As World Youth Day pilgrims gathered for a July 30 prayer vigil with Pope Francis in Poland, about 1,200 young people came together in Aleppo, Syria, to celebrate their own version of the international event.
The July 29-30 gathering in Aleppo was organized with the approval of local bishops. More than 30 associations, church groups and schools were involved.
“Doing something like this is not easy in times of war. We had a lot of difficulties but try to overcome them,” said a Salesian priest who was one of the organizers of the Aleppo gathering. He made the comments in a statement released by World Youth Day organizers in Krakow.
The Aleppo event had as its theme “Move the Heart,” accompanied by the Gospel phrase “Blessed are the merciful, for they will have mercy.”
It took place in the Salesians’ Santa Matilde church. Like the Krakow World Youth Day, it included catechetical sessions on the face of mercy and the dynamics of mercy; the opening of a Door of Mercy just for the event with the presence and blessing of Bishop Georges Abou Khazen of Aleppo; eucharistic adoration and the sacrament of reconciliation; prayer for peace in Syria and in the world; and a celebration and sharing of experiences.
The young people in Aleppo addressed greetings to Pope Francis and posted video and other images of their gathering online.
In Krakow, the plight of the Syrian people was never far from the World Youth Day pilgrims. At the Field of Mercy, they heard testimony from 26-year-old Rand Mittri of Aleppo, who shared the pain and sorrow that comes from seeing her city “destroyed, ruined and broken.”

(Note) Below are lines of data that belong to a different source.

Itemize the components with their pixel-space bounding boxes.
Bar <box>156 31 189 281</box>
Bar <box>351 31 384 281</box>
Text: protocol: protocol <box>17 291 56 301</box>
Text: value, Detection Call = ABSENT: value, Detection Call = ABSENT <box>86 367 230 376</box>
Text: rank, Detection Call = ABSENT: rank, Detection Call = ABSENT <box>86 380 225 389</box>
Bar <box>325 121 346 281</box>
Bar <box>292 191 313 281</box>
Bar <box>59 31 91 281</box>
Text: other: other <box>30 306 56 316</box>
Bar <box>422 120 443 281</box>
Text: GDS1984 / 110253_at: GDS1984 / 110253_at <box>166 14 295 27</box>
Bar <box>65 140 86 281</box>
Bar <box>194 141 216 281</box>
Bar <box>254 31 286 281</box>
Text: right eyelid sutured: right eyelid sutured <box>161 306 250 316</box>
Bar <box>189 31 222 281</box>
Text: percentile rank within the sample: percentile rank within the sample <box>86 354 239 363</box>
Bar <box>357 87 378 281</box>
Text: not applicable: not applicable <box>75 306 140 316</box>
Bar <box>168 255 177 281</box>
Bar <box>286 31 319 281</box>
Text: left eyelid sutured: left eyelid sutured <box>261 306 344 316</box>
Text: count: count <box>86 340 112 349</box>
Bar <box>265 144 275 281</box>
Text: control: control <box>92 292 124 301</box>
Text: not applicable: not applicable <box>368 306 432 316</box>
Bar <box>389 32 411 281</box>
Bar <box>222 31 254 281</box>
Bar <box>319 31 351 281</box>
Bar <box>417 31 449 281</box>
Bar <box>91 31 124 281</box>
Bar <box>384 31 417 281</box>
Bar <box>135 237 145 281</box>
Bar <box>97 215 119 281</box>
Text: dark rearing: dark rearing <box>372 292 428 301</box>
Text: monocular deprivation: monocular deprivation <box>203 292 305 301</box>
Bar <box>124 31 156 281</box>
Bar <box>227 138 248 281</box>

The situation in Syria also was recalled during the Way of the Cross July 29 at World Youth Day in Blonia Park in Krakow.
The first station — Jesus sentenced to death — related to sheltering the homeless and refugees who share in that same suffering through humanity’s indifference. A couple who fled Syria was among those who helped carry the cross.
Pope Francis, who had watched from the stage, began his address by welcoming the Syrian refugees “with fraternal affection and friendship.”
“By embracing the wood of the cross, Jesus embraced the nakedness, the hunger and thirst, the loneliness, pain and death of men and women of all times. Tonight, Jesus — and we with him — embrace with particular love our brothers and sisters from Syria who have fled from the war,” he said.